Foi quando chegou a troca de turno. Dois soldados encharcados entraram na guarita, sacudindo a água como cachorros. Mendonça e Vieira. Já conhecia os dois. Não eram tão verdes quanto os outros. Tinham visto alguma coisa da vida.
“Puta que pariu, que chuva do caralho,” Mendonça resmungou, tirando o quepe ensopado.
“Sargento,” Vieira bateu continência, água escorrendo pelo rosto. “Permissão para trocar o uniforme.”
“Concedida,” respondi, sem tirar os olhos da janela embaçada. “Mas voltem logo. Não vou ficar olhando pra cara desses recrutas a noite toda.”
Eles voltaram quinze minutos depois, uniformes secos, ainda com cara de quem tinha nadado até ali. Dispensei os novatos para o alojamento e fiquei com Mendonça e Vieira. Pelo menos eles sabiam jogar cartas decentemente.
Três rodadas depois, o tédio voltou com força total. Mendonça começou a contar uma história sobre uma mina que ele e Vieira tinham conhecido no Shopping Rio Sul no fim de semana anterior. No começo, não dei muita bola.

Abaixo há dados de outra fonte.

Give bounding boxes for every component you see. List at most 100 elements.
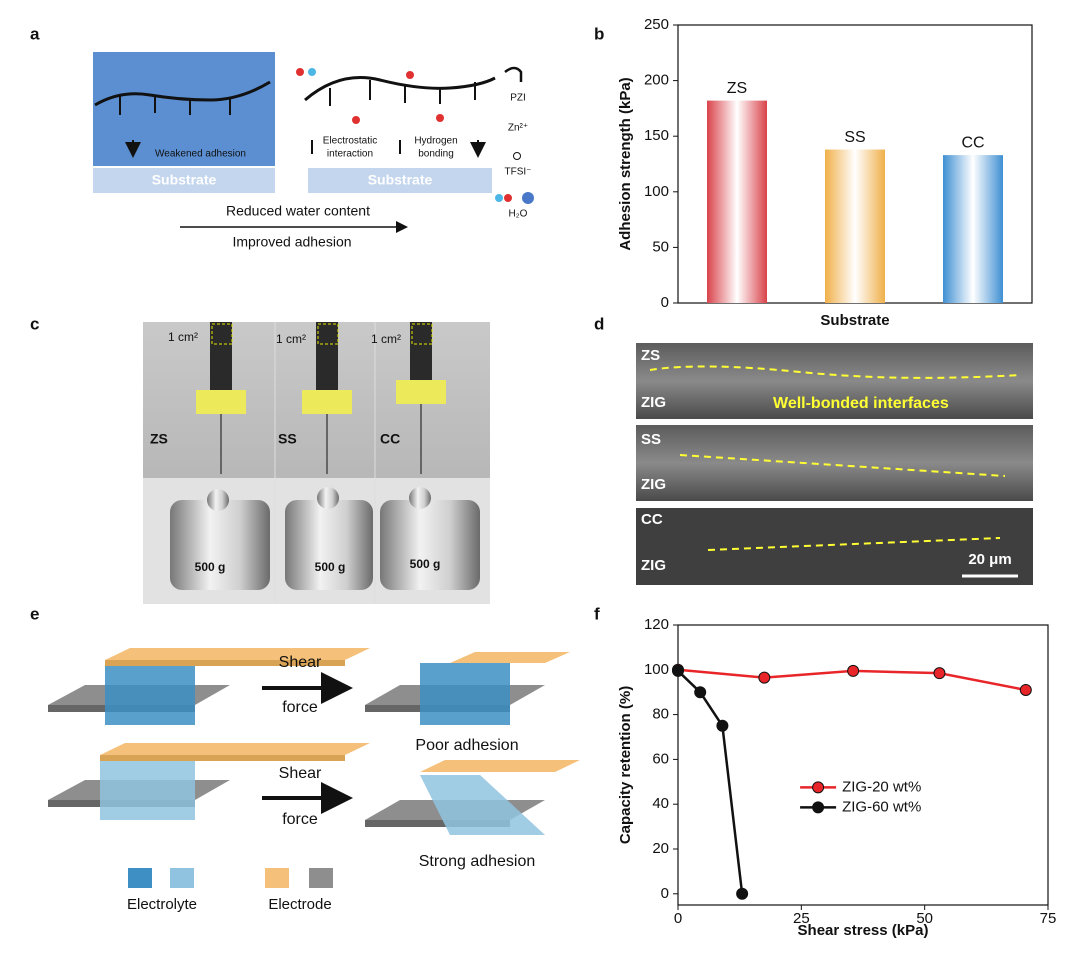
label: CC [641, 511, 663, 528]
water [296, 68, 304, 76]
x-tick-label: 0 [674, 910, 682, 927]
marker [694, 686, 707, 699]
tfsi-icon [513, 152, 521, 160]
legend-label: H₂O [509, 209, 528, 220]
water-icon [504, 194, 512, 202]
substrate [93, 168, 275, 193]
water-box [93, 52, 275, 166]
label: CC [380, 431, 400, 447]
y-tick-label: 0 [661, 294, 669, 311]
substrate [308, 168, 492, 193]
label: Hydrogen [414, 136, 457, 147]
legend-label: Electrode [268, 896, 331, 913]
polymer-chain [304, 76, 496, 102]
legend-label: PZI [510, 93, 526, 104]
legend-label: Zn²⁺ [508, 123, 528, 134]
label: Shear [279, 765, 322, 782]
label: ZIG [641, 476, 666, 493]
label: Electrostatic [323, 136, 377, 147]
y-tick-label: 120 [644, 616, 669, 633]
y-tick-label: 250 [644, 16, 669, 33]
marker [672, 664, 684, 677]
label: Weakened adhesion [155, 149, 246, 160]
y-tick-label: 50 [652, 238, 669, 255]
label: 500 g [315, 560, 346, 574]
cell-after [365, 760, 580, 835]
y-axis-label: Capacity retention (%) [617, 686, 634, 844]
bar [825, 149, 885, 303]
label: force [282, 811, 318, 828]
y-tick-label: 40 [652, 795, 669, 812]
label: SS [641, 431, 661, 448]
cell-before [48, 648, 370, 725]
panel-c: 1 cm² 1 cm² 1 cm² ZS SS CC 500 g 500 g 5… [143, 322, 490, 604]
bar-label: CC [961, 134, 984, 151]
panel-label: b [594, 24, 604, 43]
side-chains [329, 80, 476, 106]
label: SS [278, 431, 297, 447]
photo-sample [170, 322, 480, 604]
bar [943, 155, 1003, 303]
label: Poor adhesion [415, 737, 518, 754]
x-tick-label: 50 [916, 910, 933, 927]
y-tick-label: 100 [644, 661, 669, 678]
sem-image [636, 508, 1033, 585]
y-tick-label: 20 [652, 840, 669, 857]
label: Improved adhesion [232, 234, 351, 250]
label: Substrate [368, 172, 433, 188]
panel-label: a [30, 24, 40, 43]
legend-marker [812, 801, 825, 814]
label: ZIG [641, 394, 666, 411]
sem-image [636, 343, 1033, 419]
legend-swatch [265, 868, 289, 888]
y-tick-label: 80 [652, 706, 669, 723]
legend-label: Electrolyte [127, 896, 197, 913]
x-tick-label: 25 [793, 910, 810, 927]
label: Shear [279, 654, 322, 671]
panel-label: e [30, 604, 39, 623]
label: bonding [418, 149, 454, 160]
arrow [311, 140, 478, 154]
panel-e: Shear force Poor adhesion Shear force St… [48, 648, 580, 913]
legend-swatch [170, 868, 194, 888]
label: Well-bonded interfaces [773, 395, 949, 412]
bar-label: ZS [727, 80, 747, 97]
legend-label: TFSI⁻ [505, 167, 532, 178]
label: Substrate [152, 172, 217, 188]
marker [933, 667, 946, 680]
panel-label: d [594, 314, 604, 333]
y-tick-label: 0 [661, 885, 669, 902]
cell-before [48, 743, 370, 820]
y-tick-label: 100 [644, 183, 669, 200]
marker [716, 719, 729, 732]
interface-line [649, 365, 1021, 379]
bar [707, 100, 767, 303]
panel-label: f [594, 604, 600, 623]
legend-marker [812, 781, 825, 794]
label: ZS [150, 431, 168, 447]
label: 1 cm² [168, 330, 198, 344]
y-axis-label: Adhesion strength (kPa) [617, 77, 634, 250]
legend-swatch [309, 868, 333, 888]
sem-image [636, 425, 1033, 501]
x-tick-label: 75 [1040, 910, 1057, 927]
water-icon [522, 192, 534, 204]
label: ZS [641, 347, 660, 364]
label: 1 cm² [276, 332, 306, 346]
label: Strong adhesion [419, 853, 536, 870]
legend-label: ZIG-60 wt% [842, 798, 921, 815]
plot-frame [677, 624, 1049, 906]
water [352, 116, 360, 124]
x-axis-label: Substrate [820, 312, 889, 329]
marker [1019, 683, 1032, 696]
label: 500 g [410, 557, 441, 571]
water [436, 114, 444, 122]
bar-label: SS [844, 129, 865, 146]
marker [758, 671, 771, 684]
water-icon [495, 194, 503, 202]
x-axis-label: Shear stress (kPa) [798, 922, 929, 939]
water [406, 71, 414, 79]
label: interaction [327, 149, 373, 160]
label: Reduced water content [226, 203, 370, 219]
interface-line [679, 454, 1006, 477]
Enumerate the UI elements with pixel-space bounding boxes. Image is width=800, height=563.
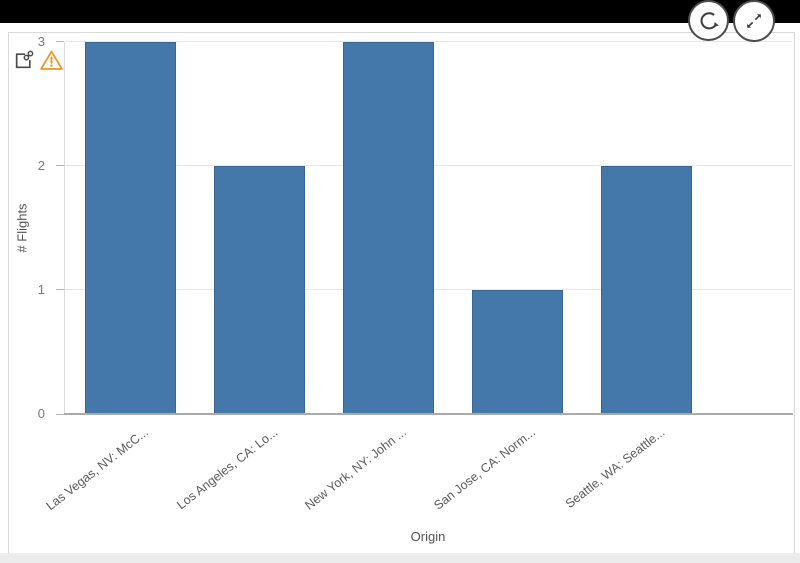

Mais uma história de soldado querendo se gabar. Mas conforme ele ia falando, percebi que aquela porra era diferente. Vieira confirmava os detalhes, acrescentando coisas que só quem esteve lá saberia.
E foi assim que, naquele domingo de chuva, ouvi a história mais tétrica da semana, quiçá do mês. Vou contar pra vocês exatamente como eles me contaram. Sem tirar nem pôr. Se é verdade? Foda-se. Algumas histórias são boas demais pra se preocupar com isso.
***
“Cara, a gente tava de folga, sabe como é,” Mendonça começou, embaralhando as cartas. “Vieira queria ver aquele filme de ação, o Missão Impossível, já que militar tinha direito a pagar meia-entrada.”
“Missão Impossível: O Acerto Final” Vieira corrigiu, como se isso importasse pra caralho.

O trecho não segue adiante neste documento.